As for improving clarity, I can introduce an enum to manage types instead of using ifdefs in construct_unix.c. The enum would define a common interface that elevates privileges on platforms with LIBCAP and acts as a no-op on platforms without it. I would then map these enum values to the actual capabilities in cases where the system supports them. Here is the current code:

/*
    This defines a common interface which elevates privileges on
    platforms with LIBCAP and acts as a NOOP on platforms without
    it.
*/
#ifdef HAVE_LIBCAP

typedef cap_value_t mayadd_cap_value_t;
#define MAYADD_CAP_NET_RAW CAP_NET_RAW
#define MAYADD_CAP_NET_ADMIN CAP_NET_ADMIN

#else /* ifdef HAVE_LIBCAP */

typedef int mayadd_cap_value_t;
#define MAYADD_CAP_NET_RAW ((mayadd_cap_value_t) 0)
#define MAYADD_CAP_NET_ADMIN ((mayadd_cap_value_t) 0)

#endif /* ifdef HAVE_LIBCAP */

I hope this addresses your concerns and I would appreciate any further feedback. I plan to make one additional change related to error handling. After receiving your follow-up comments, I'll make any necessary revisions, rerun the manual tests, and then the code should be ready for merging.

rewolff commented 9 months ago

I was not criticizing you for your use of ifdefs. You were doing it mostly right in the parts that I scanned. But your example can be used as an example:

I would like to have the main code read:

  drop_excess_capabilities();  // this evaluates to a noop if we don't have LIBCAP. 

Then in the implementation of "drop_excess_capabilities" there would be the ifdef HAVE_LIBCAP. Or where the

20 years ago, that would have meant a call to an empty function. 20 years ago I would've said: if it makes the code more readable, it is worth the extra/empty function call. Nowadays the compiler will remove the call during the linking stage.

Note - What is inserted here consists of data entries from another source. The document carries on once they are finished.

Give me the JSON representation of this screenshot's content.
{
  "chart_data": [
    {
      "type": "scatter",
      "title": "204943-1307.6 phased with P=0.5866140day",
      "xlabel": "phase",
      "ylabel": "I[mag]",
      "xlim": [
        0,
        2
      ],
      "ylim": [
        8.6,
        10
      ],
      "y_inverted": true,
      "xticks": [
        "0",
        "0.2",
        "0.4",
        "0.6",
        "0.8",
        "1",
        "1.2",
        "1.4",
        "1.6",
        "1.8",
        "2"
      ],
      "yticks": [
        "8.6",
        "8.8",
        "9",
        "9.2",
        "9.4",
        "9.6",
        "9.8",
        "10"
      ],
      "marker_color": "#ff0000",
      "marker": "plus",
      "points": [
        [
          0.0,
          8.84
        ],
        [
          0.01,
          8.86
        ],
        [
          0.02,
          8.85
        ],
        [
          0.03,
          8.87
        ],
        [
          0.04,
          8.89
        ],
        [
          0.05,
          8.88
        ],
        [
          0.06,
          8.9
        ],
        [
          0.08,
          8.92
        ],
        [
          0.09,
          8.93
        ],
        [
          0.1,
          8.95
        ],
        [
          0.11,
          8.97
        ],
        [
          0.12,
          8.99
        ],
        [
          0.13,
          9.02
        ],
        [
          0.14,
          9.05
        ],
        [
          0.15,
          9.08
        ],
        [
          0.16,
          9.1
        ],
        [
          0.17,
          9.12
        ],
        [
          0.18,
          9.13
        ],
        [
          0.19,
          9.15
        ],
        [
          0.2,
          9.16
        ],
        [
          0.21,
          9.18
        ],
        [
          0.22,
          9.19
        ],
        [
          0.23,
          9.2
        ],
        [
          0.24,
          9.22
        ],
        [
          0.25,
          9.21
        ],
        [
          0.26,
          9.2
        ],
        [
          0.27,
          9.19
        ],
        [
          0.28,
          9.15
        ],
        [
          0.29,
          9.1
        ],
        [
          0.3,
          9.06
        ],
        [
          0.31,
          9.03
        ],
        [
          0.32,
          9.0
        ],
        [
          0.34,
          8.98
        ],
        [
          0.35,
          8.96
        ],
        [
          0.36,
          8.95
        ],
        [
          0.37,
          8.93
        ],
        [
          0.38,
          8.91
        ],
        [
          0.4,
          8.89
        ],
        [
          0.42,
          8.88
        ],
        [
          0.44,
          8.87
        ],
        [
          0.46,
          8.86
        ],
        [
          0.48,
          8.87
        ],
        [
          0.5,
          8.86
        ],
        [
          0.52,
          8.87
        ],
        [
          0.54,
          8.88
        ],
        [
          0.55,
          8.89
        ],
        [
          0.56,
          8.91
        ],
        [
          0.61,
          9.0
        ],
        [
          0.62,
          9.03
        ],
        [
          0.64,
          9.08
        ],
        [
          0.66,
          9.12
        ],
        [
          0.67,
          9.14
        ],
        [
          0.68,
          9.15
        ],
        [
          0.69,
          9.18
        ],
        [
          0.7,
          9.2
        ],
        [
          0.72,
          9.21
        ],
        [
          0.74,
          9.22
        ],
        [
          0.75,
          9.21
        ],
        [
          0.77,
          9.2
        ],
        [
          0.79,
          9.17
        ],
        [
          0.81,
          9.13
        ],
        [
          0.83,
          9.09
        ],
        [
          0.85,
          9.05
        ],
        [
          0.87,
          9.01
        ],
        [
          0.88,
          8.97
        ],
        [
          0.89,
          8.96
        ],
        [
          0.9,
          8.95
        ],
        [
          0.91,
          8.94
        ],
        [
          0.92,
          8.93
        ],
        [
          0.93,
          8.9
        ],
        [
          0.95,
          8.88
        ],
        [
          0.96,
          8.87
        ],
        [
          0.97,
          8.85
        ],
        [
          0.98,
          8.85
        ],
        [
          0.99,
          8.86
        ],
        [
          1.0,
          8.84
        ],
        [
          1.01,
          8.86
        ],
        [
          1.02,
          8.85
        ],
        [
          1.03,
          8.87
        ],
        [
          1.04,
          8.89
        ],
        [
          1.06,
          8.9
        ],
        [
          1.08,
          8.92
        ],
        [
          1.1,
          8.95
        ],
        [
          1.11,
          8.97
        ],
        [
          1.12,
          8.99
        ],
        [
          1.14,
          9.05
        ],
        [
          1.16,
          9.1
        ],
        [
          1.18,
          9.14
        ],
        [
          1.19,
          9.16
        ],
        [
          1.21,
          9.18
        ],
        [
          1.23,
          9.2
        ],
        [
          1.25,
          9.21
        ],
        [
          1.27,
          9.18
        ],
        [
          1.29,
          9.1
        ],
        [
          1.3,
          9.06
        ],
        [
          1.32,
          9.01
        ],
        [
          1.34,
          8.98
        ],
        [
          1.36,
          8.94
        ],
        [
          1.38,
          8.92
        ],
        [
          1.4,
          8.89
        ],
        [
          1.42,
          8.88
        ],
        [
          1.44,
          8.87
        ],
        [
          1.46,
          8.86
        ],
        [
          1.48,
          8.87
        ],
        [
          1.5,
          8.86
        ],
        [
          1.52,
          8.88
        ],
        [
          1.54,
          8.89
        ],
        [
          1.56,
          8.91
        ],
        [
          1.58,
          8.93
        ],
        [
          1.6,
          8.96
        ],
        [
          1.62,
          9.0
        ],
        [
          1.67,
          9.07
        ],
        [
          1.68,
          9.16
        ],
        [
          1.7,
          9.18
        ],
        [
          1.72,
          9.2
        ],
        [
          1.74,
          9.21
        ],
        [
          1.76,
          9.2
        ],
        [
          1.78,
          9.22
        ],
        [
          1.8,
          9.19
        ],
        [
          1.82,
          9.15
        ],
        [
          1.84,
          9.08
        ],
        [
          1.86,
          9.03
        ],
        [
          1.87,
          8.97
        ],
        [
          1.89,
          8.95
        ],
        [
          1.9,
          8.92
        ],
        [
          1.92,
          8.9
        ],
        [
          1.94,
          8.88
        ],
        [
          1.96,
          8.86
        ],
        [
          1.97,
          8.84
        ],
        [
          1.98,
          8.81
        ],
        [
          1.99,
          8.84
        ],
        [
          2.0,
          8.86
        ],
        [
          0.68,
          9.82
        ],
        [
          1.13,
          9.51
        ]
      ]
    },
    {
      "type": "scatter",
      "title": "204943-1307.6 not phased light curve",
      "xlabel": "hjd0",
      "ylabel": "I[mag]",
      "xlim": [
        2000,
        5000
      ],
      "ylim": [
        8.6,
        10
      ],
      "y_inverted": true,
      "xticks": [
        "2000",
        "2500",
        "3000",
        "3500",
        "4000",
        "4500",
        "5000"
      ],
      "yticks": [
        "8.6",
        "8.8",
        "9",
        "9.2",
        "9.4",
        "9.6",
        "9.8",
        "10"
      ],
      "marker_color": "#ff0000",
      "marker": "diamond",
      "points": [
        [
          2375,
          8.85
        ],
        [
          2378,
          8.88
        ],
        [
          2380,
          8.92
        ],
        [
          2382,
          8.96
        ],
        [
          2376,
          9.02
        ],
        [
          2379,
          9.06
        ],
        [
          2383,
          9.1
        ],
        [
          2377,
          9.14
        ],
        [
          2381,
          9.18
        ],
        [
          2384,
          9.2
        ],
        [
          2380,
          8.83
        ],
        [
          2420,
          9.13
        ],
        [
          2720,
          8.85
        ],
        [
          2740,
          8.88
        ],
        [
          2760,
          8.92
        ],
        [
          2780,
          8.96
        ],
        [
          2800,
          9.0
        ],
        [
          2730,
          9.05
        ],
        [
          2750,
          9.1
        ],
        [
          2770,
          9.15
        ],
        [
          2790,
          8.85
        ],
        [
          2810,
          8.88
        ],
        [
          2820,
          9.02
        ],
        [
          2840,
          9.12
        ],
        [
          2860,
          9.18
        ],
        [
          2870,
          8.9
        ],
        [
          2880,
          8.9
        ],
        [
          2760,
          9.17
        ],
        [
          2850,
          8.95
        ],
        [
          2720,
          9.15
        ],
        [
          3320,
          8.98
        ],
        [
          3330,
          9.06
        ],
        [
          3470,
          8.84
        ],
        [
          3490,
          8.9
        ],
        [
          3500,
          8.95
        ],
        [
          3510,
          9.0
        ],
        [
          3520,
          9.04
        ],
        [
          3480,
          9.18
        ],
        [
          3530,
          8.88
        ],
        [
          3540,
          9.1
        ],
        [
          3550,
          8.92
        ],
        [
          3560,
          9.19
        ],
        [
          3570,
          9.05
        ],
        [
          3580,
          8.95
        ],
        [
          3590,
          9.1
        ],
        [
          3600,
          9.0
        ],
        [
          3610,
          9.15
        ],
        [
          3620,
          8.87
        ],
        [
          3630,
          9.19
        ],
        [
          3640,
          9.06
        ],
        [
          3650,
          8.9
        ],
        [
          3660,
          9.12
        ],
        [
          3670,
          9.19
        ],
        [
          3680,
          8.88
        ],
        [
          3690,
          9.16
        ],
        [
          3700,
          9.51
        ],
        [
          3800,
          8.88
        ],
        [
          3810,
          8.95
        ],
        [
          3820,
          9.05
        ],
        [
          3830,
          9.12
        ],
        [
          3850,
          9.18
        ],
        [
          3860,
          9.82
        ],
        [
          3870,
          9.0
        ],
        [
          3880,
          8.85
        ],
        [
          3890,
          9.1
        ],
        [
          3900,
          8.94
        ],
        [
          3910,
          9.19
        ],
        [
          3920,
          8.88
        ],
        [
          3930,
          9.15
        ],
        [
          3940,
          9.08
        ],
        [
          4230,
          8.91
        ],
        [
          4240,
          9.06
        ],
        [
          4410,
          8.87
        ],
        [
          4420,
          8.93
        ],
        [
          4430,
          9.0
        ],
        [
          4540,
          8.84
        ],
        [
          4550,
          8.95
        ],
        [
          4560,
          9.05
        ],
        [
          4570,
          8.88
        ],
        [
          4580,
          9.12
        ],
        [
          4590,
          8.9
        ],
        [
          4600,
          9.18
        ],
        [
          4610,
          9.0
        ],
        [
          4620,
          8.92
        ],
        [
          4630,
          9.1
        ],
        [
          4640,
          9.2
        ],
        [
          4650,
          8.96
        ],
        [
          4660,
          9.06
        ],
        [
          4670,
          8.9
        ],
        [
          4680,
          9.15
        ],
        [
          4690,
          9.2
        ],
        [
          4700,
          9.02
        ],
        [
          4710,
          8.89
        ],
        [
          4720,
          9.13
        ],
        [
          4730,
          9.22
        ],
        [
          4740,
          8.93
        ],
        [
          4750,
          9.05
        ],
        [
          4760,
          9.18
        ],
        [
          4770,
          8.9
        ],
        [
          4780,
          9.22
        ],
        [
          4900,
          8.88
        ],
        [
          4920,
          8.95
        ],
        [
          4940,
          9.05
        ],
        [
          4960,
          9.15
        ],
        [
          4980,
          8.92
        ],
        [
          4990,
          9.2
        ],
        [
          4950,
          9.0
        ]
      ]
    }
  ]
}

Don't optimize for run-time, optimize for readabilty. Early nineties I worked on a project optimized for runtime: We knew in advance timing was going to be tricky. Turns out the optimized code (written before my involvement in the project) "didn't work". I rewrote for readability: All code got about 3x slower. Then I optimized just the ONE function that was taking most of the time (80% of available time after optimization). And then it worked. And within the real-time constraints that we had. The readability aspect of the code is WAY more important than the runtime.